Westwood is a civil parish in Wychavon district, Worcestershire, England. The parish consists of Westwood Park, the grounds of Westwood House, near Droitwich Spa. In 2021 the parish had a population of 78. It shares a grouped parish council with the neighbouring village of Hampton Lovett.

==History==
The parish contains the Grade I listed Westwood House and its former estate, the Grade II listed Westwood Park. Originally a nunnery, the house was granted to Sir John Pakington by Henry VIII during the dissolution of the monasteries and has undergone many expansions throughout its existence. The house was ultimately converted into twelve separate residencies has been sold to private owners.
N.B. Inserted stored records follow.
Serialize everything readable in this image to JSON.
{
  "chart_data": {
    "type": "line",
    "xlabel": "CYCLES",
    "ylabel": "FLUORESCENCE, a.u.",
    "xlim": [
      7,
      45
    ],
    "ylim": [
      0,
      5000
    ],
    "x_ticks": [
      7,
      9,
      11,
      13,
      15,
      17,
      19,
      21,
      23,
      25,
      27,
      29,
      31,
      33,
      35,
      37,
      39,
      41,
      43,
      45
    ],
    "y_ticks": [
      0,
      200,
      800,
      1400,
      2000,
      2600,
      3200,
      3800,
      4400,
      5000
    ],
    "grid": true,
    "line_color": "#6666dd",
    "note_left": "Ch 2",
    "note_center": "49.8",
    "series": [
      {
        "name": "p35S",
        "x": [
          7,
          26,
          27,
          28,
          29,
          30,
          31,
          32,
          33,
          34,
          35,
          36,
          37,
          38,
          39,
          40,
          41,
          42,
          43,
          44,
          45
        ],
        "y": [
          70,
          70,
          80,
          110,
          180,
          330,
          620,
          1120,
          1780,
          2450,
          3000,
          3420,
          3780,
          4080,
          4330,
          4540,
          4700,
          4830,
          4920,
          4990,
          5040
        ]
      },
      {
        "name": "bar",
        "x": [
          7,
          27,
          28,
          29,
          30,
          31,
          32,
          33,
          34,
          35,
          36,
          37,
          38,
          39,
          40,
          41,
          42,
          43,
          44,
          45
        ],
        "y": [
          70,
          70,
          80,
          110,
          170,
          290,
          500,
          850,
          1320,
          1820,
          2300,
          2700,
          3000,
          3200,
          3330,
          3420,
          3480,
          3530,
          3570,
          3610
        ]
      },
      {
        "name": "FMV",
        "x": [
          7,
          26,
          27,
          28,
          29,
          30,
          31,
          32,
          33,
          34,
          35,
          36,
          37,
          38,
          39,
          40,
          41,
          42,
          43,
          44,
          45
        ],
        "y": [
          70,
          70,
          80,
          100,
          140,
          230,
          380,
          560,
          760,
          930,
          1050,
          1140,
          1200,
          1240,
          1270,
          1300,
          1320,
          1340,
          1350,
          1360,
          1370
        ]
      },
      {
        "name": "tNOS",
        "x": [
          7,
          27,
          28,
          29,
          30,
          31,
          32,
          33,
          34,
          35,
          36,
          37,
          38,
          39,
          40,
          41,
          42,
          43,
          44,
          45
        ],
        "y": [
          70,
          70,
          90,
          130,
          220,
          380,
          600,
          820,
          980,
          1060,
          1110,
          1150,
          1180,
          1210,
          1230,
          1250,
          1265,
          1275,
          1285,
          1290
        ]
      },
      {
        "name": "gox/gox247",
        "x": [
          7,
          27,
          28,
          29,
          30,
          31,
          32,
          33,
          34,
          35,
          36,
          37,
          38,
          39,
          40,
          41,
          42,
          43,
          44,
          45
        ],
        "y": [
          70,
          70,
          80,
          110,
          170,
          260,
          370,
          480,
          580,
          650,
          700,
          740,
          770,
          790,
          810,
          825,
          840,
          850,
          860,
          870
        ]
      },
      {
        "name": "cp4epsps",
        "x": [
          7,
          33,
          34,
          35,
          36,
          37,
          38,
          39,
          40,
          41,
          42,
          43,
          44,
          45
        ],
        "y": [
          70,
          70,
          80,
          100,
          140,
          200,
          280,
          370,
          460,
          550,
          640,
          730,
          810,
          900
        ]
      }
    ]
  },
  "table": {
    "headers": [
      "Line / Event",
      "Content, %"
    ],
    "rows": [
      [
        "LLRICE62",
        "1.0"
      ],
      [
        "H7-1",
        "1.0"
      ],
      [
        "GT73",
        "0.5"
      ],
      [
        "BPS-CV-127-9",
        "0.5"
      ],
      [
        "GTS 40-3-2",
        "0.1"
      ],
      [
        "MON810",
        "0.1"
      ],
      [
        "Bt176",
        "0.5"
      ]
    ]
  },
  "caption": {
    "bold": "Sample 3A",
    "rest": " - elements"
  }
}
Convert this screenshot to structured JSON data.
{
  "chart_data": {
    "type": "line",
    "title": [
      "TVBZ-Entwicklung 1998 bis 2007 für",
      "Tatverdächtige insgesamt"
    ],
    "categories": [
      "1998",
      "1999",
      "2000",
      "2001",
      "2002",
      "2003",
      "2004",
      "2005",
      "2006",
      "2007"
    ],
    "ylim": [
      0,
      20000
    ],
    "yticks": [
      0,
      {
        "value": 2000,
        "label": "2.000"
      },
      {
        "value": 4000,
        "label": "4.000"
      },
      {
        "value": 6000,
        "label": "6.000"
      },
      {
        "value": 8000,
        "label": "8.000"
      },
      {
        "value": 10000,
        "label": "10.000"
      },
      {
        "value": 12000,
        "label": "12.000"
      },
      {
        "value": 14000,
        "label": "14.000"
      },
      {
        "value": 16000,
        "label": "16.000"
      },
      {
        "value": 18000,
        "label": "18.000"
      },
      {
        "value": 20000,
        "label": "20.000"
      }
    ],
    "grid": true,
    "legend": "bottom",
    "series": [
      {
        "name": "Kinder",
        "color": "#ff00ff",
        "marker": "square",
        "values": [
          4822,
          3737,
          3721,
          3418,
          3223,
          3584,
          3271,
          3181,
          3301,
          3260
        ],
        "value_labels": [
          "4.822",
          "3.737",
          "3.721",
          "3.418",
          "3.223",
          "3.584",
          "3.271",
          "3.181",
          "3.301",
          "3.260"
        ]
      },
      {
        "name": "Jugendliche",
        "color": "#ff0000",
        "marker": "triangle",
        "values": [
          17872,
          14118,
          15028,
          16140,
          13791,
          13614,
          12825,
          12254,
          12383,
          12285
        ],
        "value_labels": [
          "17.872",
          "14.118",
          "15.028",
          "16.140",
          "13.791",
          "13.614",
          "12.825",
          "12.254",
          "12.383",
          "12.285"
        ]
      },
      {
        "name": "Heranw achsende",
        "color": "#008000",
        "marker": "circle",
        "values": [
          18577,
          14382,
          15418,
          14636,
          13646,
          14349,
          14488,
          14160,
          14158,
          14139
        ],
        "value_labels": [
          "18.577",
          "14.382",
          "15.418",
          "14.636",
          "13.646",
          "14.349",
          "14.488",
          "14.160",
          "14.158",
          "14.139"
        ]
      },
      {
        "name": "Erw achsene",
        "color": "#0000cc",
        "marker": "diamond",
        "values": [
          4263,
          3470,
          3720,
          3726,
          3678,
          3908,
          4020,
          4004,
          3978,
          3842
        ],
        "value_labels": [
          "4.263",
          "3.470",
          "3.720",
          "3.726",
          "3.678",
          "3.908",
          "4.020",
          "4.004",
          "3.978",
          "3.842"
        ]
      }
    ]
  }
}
In John Marius Wilson's Imperial Gazetteer of England and Wales of 1870–72, Westwood had a population of 22.

==Geography==
The parish covers an area of around 1.16 square miles (3 square kilometres). It includes a large lake which holds Site of Special Scientific Interest classification. The adjacent villages include Hampton Lovett, Hadley and Doverdale. Westwood sits immediately west of the nearest town, Droitwich, and about 3.5 miles north of Worcester. The area is mostly rural and contains extensive farmland and wooded areas.

==Politics==
The parish is part of the non-metropolitan district of Wychavon and the non-metropolitan and ceremonial county of Worcestershire, governed by Worcestershire County Council. Westwood falls under the Droitwich and Evesham parliament constituency, currently represented by the Conservative Party MP Nigel Huddleston in the House of Commons. Local events and meetings are held in the village hall in Hampton Lovett, adjacent to the Church of St Mary's and All Saints.